2.      Struktur tugas
Struktur dapat bervariasi dalam pendefinisian masalah. Untuk struktur yang tinggi, masalah yang harus diselesaikan siswa didefinisikan secara hati-hati (dikerjakan secara terstruktur). Untuk struktur yang rendah siswa bebas memilih dan mendefinisikan masalah. Untuk struktur tugas yang tinggi siswa diberi bimbingan untuk menyelesaikan masalah dan bahan apa saja yang dibutuhkan.
3.      Partisipasi kelompok
Jika target pembelajaran ditujukan untuk pembelajaran kooperatif atau kolaboratif (atau menggunakan dasar keterampilan kelompok yang lain), guru harus menetapkan tugas yang setidaknya melibatkan sebagian atau seluruh aktivitas kelompok dengan tetap memperhatikan performance secara individu.
4.      Hasil dan proses
Penilaian proses dilihat dari langkah-langkah dan prosedur performance siswa, bukan hasil dari pengamatan dan evaluasi. Sedangkan penilaian hasil dilihat dari produk konkritnya.
5.      Modalitas kerja
Beberapa target pembelajaran yang spesifik yaitu siswa mampu mengkomunikasikan pengetahuannya dengan beberapa cara, menyelesaikan permasalahan menggunakan beberapa metode.

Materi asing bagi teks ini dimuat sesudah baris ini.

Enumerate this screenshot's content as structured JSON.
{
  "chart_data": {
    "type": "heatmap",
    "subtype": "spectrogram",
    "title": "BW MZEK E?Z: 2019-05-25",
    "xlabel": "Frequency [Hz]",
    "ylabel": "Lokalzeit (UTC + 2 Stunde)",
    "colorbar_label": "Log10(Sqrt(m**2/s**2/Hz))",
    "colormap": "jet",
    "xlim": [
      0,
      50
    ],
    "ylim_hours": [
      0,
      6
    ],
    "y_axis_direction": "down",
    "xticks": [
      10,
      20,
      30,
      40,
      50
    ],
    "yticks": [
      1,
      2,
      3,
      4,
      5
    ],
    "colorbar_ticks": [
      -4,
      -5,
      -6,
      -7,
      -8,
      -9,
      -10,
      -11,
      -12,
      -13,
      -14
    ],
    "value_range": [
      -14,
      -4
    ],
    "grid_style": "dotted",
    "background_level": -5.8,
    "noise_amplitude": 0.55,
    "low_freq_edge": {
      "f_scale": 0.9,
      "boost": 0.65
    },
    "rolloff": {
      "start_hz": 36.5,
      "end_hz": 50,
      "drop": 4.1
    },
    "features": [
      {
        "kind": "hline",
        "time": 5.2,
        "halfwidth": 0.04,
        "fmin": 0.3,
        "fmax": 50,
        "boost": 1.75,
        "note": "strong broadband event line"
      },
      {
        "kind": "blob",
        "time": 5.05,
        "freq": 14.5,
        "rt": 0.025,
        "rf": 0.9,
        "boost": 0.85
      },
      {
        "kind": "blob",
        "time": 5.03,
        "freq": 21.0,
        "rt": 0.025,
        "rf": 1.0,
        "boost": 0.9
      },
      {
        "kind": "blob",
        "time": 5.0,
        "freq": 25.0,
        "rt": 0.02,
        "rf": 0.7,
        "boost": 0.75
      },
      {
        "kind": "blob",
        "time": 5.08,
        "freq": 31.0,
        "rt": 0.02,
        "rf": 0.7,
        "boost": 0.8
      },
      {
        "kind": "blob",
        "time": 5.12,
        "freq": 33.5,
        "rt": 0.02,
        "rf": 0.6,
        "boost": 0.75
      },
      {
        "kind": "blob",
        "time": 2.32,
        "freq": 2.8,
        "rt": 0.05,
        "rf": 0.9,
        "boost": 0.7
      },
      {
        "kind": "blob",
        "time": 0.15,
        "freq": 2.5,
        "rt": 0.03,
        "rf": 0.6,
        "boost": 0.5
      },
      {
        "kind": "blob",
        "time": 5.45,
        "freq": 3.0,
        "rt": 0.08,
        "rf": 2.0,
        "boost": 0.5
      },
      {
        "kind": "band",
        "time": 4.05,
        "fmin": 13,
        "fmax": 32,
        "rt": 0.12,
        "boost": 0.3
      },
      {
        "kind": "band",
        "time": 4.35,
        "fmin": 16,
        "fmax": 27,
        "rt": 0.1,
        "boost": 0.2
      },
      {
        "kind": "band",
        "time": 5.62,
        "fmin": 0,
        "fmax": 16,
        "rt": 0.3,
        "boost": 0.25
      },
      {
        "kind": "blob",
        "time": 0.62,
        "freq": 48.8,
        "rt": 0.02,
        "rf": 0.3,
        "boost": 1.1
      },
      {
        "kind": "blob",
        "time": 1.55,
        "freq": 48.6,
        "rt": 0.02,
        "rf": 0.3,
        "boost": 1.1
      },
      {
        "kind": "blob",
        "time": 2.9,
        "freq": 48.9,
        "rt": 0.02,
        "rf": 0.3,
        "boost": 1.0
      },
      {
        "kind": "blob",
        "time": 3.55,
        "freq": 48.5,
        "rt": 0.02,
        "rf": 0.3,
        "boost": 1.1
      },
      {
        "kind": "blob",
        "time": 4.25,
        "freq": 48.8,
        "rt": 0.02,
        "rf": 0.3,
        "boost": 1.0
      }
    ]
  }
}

2.      PENILAIAN PORTOFOLIO (PORTFOLIO ASSESSMENT)
a.       Pengertian
Portofolio meruapakan metode yang popular digunakan untuk penilaian dan evaluasi belajar siswa. Portofolio dapat menyediakan bukti-bukti dari pengetahuan, watak, dan keterampilan.Sebuah informasi besar berpendapat  bahwa pengaturan yang baik,  portofolio reflektif  dapat menawarkan informasi otentik tentang bagaimana siswa telah berkembang dan pada tingkat kompetensi mana yang telah mereka capai. Portofolio dapat digunakan untuk berbagai tujuan, termasuk menampilkan karya, mengukur kompetensi,  sertifikasi, dan persyaratan untuk menetapkan kelulusan, dan mengembangkan karir.
Portfolio merupakan kumpulan pekerjaan siswa (tugas-tugas) dalam periode waktu tertentu. Portfolio menceritakan tentang kegiatan siswa dalam belajar matematika. Fokusnya pada pemecahan masalah, berpikir dan pemahaman, menulis, komunikasi, hubungan matematika dan pandangan siswa sendiri terhadap dirinya sebagai pembelajar matematika. Portfolio tidak hanya merupakan “folder (berkas)” pekerjaan siswa, tetapi kumpulan pekerjaan yang berhubungan dengan perkembangan kemajuan siswa atau perkembangan intelektual siswa dalam belajar matematika. Pekerjaan-pekerjaan yang ditempatkan dalam portfolio dipilih yang menggambarkan pekerjaaan terbaik dalam waktu-waktu tertentu. Portfolio dapat digunakan untuk menilai performance siswa dalam menyelesaikan tugas matematika selama satu tahun. Untuk melakukan itu, dalam portfolio harus menunjukkan rentangan tujuan pengajaran dan tugas-tugas yang berhubungan.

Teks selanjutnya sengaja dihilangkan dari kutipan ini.